Es geht nicht darum, einen Tag vorzubereiten, an dem Gewalt geübt wird. Es geht darum, einen Tag vorzubereiten, der in würdiger Art und Weise das zum Ausdruck bringt, was wir auch in der vergangenen Stunde gefühlt haben, sofern wir dabei anwesend waren. Es ist mit Sicherheit nicht richtig, wenn ... (Bundesrätin Haunschmid: ... mit Steinen werfen! – Bitte Frau Kollegin? (Bundesrätin Haunschmid: Das ist wahr!) – Was ist wahr? (Bundesrätin Haunschmid: Das ist ungeheuer, was Sie da von sich geben!) – Frau Kollegin! Vielleicht könnten Sie ein wenig von dem nachklingen lassen, was Sie – Sie waren anwesend – gehört haben. (Bundesrätin Haunschmid: Das haben Sie nicht gemacht! Wir wollten es, aber das haben Sie nicht gemacht! – Bundesrat Ledolter: Das gilt aber für uns alle!)

Das gilt für uns alle. Herr Kollege!
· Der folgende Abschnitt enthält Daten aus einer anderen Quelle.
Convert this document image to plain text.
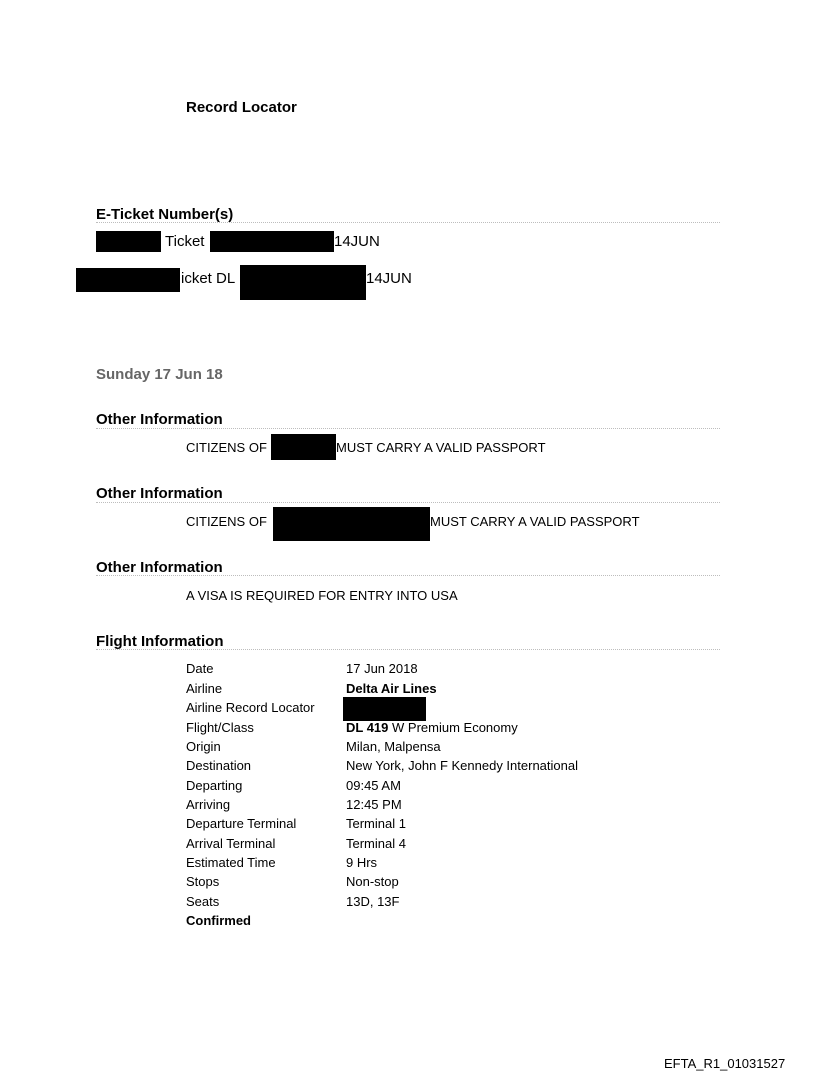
Record Locator
E-Ticket Number(s)
Ticket	14JUN
icket DL	14JUN
Sunday 17 Jun 18
Other Information
CITIZENS OF	MUST CARRY A VALID PASSPORT
Other Information
CITIZENS OF	MUST CARRY A VALID PASSPORT
Other Information
A VISA IS REQUIRED FOR ENTRY INTO USA
Flight Information
Date	17 Jun 2018
Airline	Delta Air Lines
Airline Record Locator
Flight/Class	DL 419 W Premium Economy
Origin	Milan, Malpensa
Destination	New York, John F Kennedy International
Departing	09:45 AM
Arriving	12:45 PM
Departure Terminal	Terminal 1
Arrival Terminal	Terminal 4
Estimated Time	9 Hrs
Stops	Non-stop
Seats	13D, 13F
Confirmed
EFTA_R1_01031527
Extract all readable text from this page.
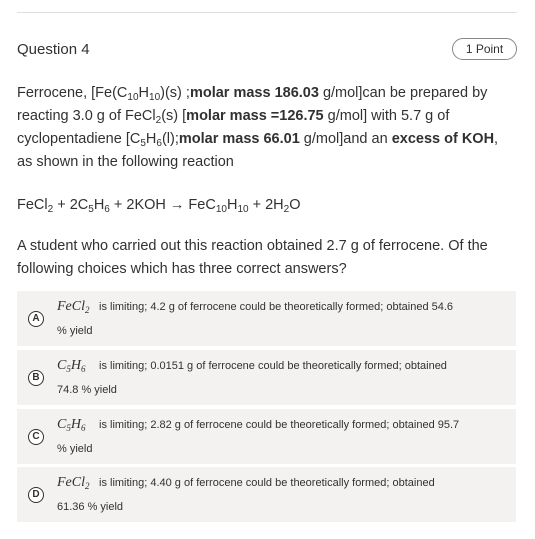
Question 4	1 Point

Ferrocene, [$Fe(C_{10}H_{10})(s)$ ;molar mass 186.03 g/mol]can be prepared by reacting 3.0 g of FeCl$_2$(s) [molar mass =126.75 g/mol] with 5.7 g of cyclopentadiene [$C_5H_6(l);molar$ mass 66.01 g/mol]and an excess of KOH, as shown in the following reaction

FeCl$_2$ + $2C_5H_6 + 2KOH \to FeC_{10}H_{10} + 2H_2O$

A student who carried out this reaction obtained 2.7 g of ferrocene. Of the following choices which has three correct answers?

A
FeCl$_2$ is limiting; 4.2 g of ferrocene could be theoretically formed; obtained 54.6
% yield
B
$C_5H_6$ is limiting; 0.0151 g of ferrocene could be theoretically formed; obtained
74.8 % yield
C
$C_5H_6$ is limiting; 2.82 g of ferrocene could be theoretically formed; obtained 95.7
% yield
D
FeCl$_2$ is limiting; 4.40 g of ferrocene could be theoretically formed; obtained
61.36 % yield
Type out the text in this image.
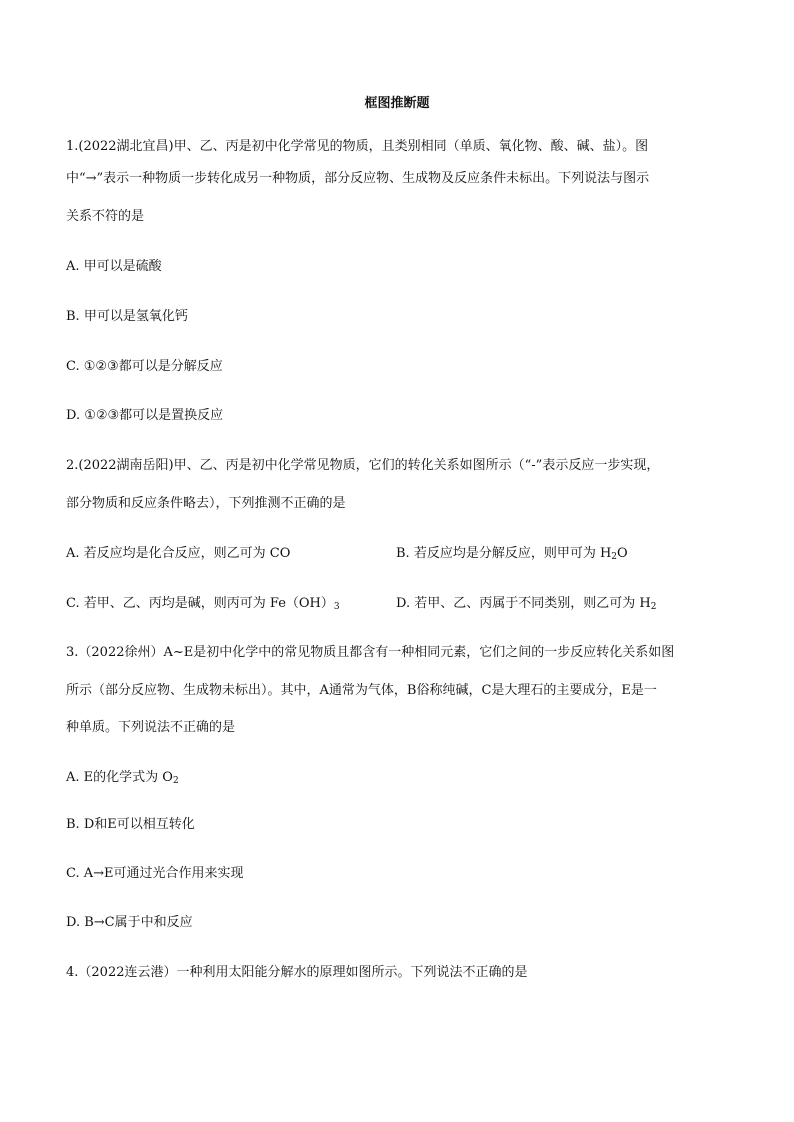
框图推断题
1.(2022湖北宜昌)甲、乙、丙是初中化学常见的物质，且类别相同（单质、氧化物、酸、碱、盐）。图
中“→”表示一种物质一步转化成另一种物质，部分反应物、生成物及反应条件未标出。下列说法与图示
关系不符的是
A. 甲可以是硫酸
B. 甲可以是氢氧化钙
C. ①②③都可以是分解反应
D. ①②③都可以是置换反应
2.(2022湖南岳阳)甲、乙、丙是初中化学常见物质，它们的转化关系如图所示（“-”表示反应一步实现，
部分物质和反应条件略去），下列推测不正确的是
A. 若反应均是化合反应，则乙可为 CO	B. 若反应均是分解反应，则甲可为 $H_2O$
C. 若甲、乙、丙均是碱，则丙可为 $Fe(OH)_3$	D. 若甲、乙、丙属于不同类别，则乙可为 $H_2$
3.（2022徐州）A~E是初中化学中的常见物质且都含有一种相同元素，它们之间的一步反应转化关系如图
所示（部分反应物、生成物未标出）。其中，A通常为气体，B俗称纯碱，C是大理石的主要成分，E是一
种单质。下列说法不正确的是
A. E的化学式为 $O_2$
B. D和E可以相互转化
C. A→E可通过光合作用来实现
D. B→C属于中和反应
4.（2022连云港）一种利用太阳能分解水的原理如图所示。下列说法不正确的是
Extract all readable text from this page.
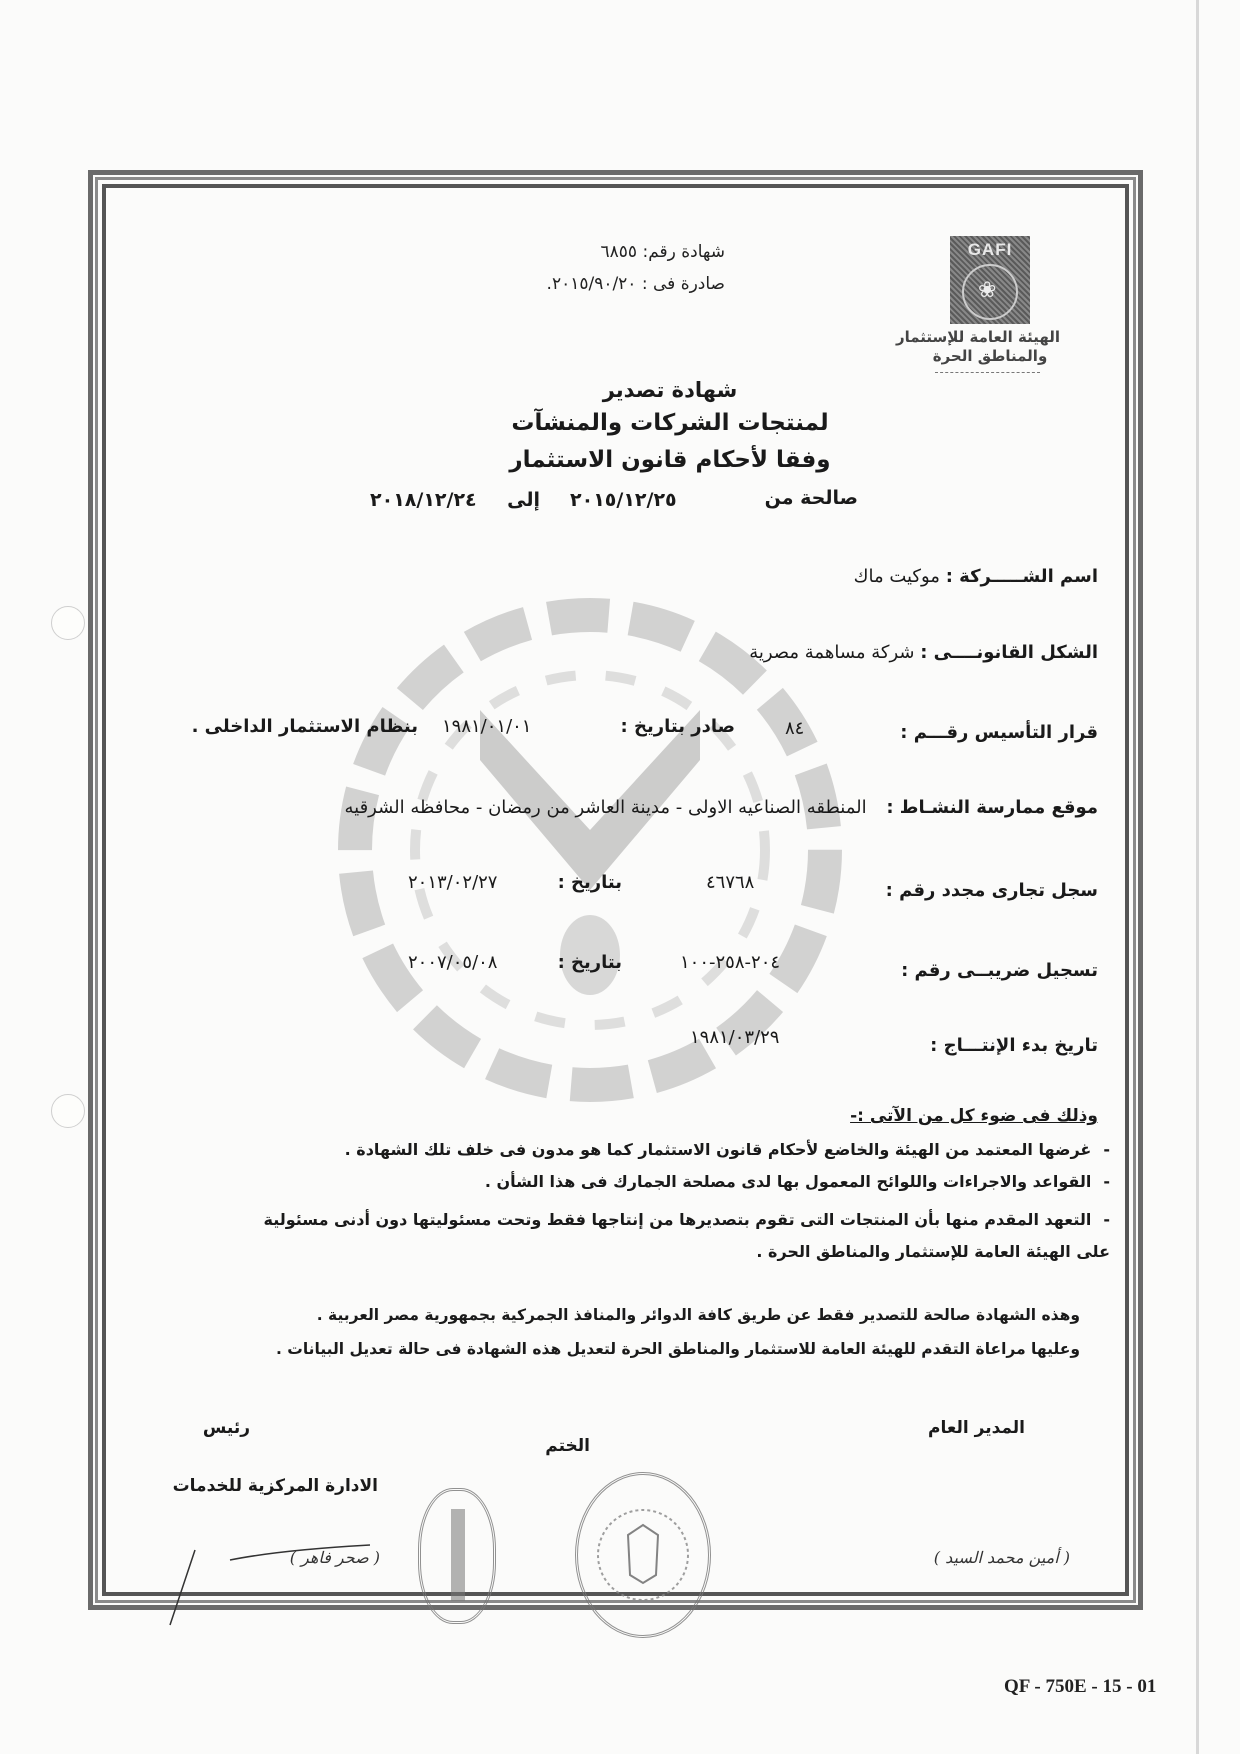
GAFI
❀
الهيئة العامة للإستثمار
والمناطق الحرة
شهادة رقم: ٦٨٥٥
صادرة فى : ٢٠١٥/٩٠/٢٠.
شهادة تصدير
لمنتجات الشركات والمنشآت
وفقا لأحكام قانون الاستثمار
صالحة من
٢٠١٥/١٢/٢٥
إلى
٢٠١٨/١٢/٢٤
اسم الشـــــركة : موكيت ماك
الشكل القانونــــى : شركة مساهمة مصرية
قرار التأسيس رقـــم :
٨٤
صادر بتاريخ :
١٩٨١/٠١/٠١
بنظام الاستثمار الداخلى .
موقع ممارسة النشـاط : المنطقه الصناعيه الاولى - مدينة العاشر من رمضان - محافظه الشرقيه
سجل تجارى مجدد رقم :
٤٦٧٦٨
بتاريخ :
٢٠١٣/٠٢/٢٧
تسجيل ضريبــى رقم :
٢٠٤-٢٥٨-١٠٠
بتاريخ :
٢٠٠٧/٠٥/٠٨
تاريخ بدء الإنتـــاج :
١٩٨١/٠٣/٢٩
وذلك فى ضوء كل من الآتى :-
-غرضها المعتمد من الهيئة والخاضع لأحكام قانون الاستثمار كما هو مدون فى خلف تلك الشهادة .
-القواعد والاجراءات واللوائح المعمول بها لدى مصلحة الجمارك فى هذا الشأن .
-التعهد المقدم منها بأن المنتجات التى تقوم بتصديرها من إنتاجها فقط وتحت مسئوليتها دون أدنى مسئولية على الهيئة العامة للإستثمار والمناطق الحرة .
وهذه الشهادة صالحة للتصدير فقط عن طريق كافة الدوائر والمنافذ الجمركية بجمهورية مصر العربية .
وعليها مراعاة التقدم للهيئة العامة للاستثمار والمناطق الحرة لتعديل هذه الشهادة فى حالة تعديل البيانات .
المدير العام
( أمين محمد السيد )
الختم
رئيس
الادارة المركزية للخدمات
( صحر فاهر )
QF - 750E - 15 - 01
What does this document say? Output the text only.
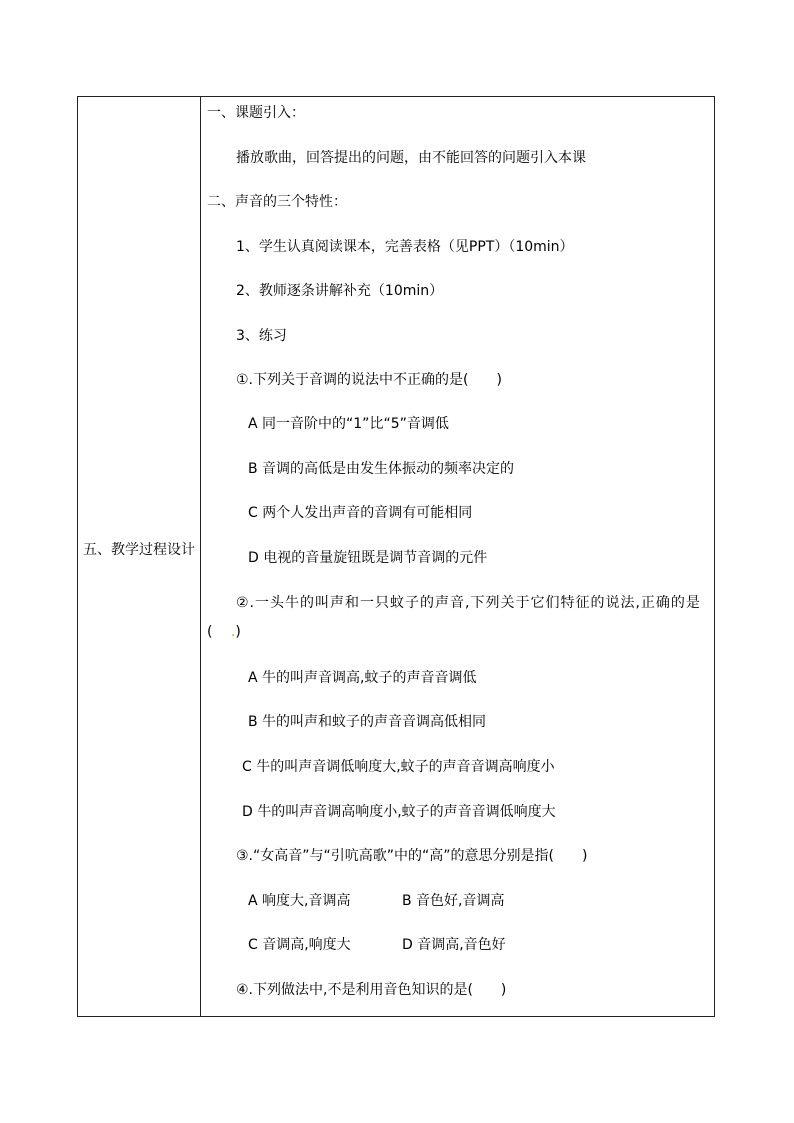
五、教学过程设计
一、课题引入：
播放歌曲，回答提出的问题，由不能回答的问题引入本课
二、声音的三个特性：
1、学生认真阅读课本，完善表格（见PPT）（10min）
2、教师逐条讲解补充（10min）
3、练习
①.下列关于音调的说法中不正确的是(　　)
A 同一音阶中的“1”比“5”音调低
B 音调的高低是由发生体振动的频率决定的
C 两个人发出声音的音调有可能相同
D 电视的音量旋钮既是调节音调的元件
②.一头牛的叫声和一只蚊子的声音,下列关于它们特征的说法,正确的是
(　 .)
A 牛的叫声音调高,蚊子的声音音调低
B 牛的叫声和蚊子的声音音调高低相同
C 牛的叫声音调低响度大,蚊子的声音音调高响度小
D 牛的叫声音调高响度小,蚊子的声音音调低响度大
③.“女高音”与“引吭高歌”中的“高”的意思分别是指(　　)
A 响度大,音调高	B 音色好,音调高
C 音调高,响度大	D 音调高,音色好
④.下列做法中,不是利用音色知识的是(　　)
Ich habe mich redlich bemüht, und ich werde mich auch von Ihnen davon nicht abbringen lassen, hier in keine Polemik zu verfallen, sondern darauf aufmerksam zu machen, dass unser politisches Handeln und, so weit die Regierung gefragt ist, ihr politisches Handeln, wie es das Wort des Propheten gesagt hat, dem Sinn, dem Niveau, dem Auftrag einer solchen Feierstunde entsprechen sollten.

Ich kann mir nicht vorstellen, dass am 8. Mai im Jahr 2002 in der demokratischen Republik eine – es ist festzuhalten, dass es das ist – Kundgebung jener veranstaltet wird, die mit diesen Parolen schon vor ein paar Wochen durch Wien gezogen sind. Das rechtfertigt nichts, was außerhalb der Gesetze liegt, damit nicht die Spur eines Missverständnisses entsteht. Ich unterschreibe jedes Wort zum Thema Gewalt, das die Frau Präsidentin einleitend gesagt hat. Aber wir sollten uns eben nicht nur dann in gemeinsamen Veranstaltungen zusammenfinden, wenn wir zu gedenken beabsichtigen, sondern gerade dann, wenn es Gegner der Demokratie gibt, die auftreten und denen mit aller Entschiedenheit, aber ohne Gewalt, entgegengetreten werden muss. (Bundesrätin Dr. Kanovsky-Wintermann: Wir reden über die Dienstrechts-Novelle!)

Frau Vizekanzlerin! Ich lade Sie ein, sich vielleicht doch zu entschließen, dazu eine Erklärung abzugeben. Wir werden uns angesichts der Absenz des Herrn Innenministers überlegen, wie wir in anderer Weise zu einer Erklärung der Bundesregierung kommen können. Aber klar ist: Diese Provokation der Demokratie und der Republik und diese Provokation der Opfer des Nationalsozialismus, egal, ob sie Überlebende oder Tote sind, kann und darf es in unserem Land nicht geben. (Beifall bei der SPÖ.)

11.59

Präsidentin Uta Barbara Pühringer: Herr Bundesrat Alfred Schöls ist als Nächster zu Wort gemeldet. – Bitte.

11.59

Bundesrat Alfred Schöls (ÖVP, Niederösterreich): Frau Präsidentin! Frau Vizekanzlerin! Hohes Haus! Liebe Kolleginnen und Kollegen! Ich bin aus mehreren Gründen heute tief betroffen. Zum einen hat mich die Gedenkveranstaltung – ich zähle mich zu jenen Mandataren in der Länderkammer, die schon Mitglied der Länderkammer waren, als dieser gemeinsame Beschluss von Nationalrat und Bundesrat gefasst wurde – sehr betroffen gemacht, weil sie für uns alle wieder sehr augenscheinlich dargestellt hat, wie rasch es gehen kann und wie schnell Stimmungen kippen können.

Es hat auch gezeigt, wie gefährlich es ist, wenn man – wobei das jetzt nicht entschuldigend, sondern nur für mich erklärend gesagt wird – mit einem anfänglich unbedacht lockeren Spruch Menschen in Situationen bringt, aus denen man sie dann nicht mehr – Sie gestatten mir, wenn ich das so salopp sage – "einfangen" kann.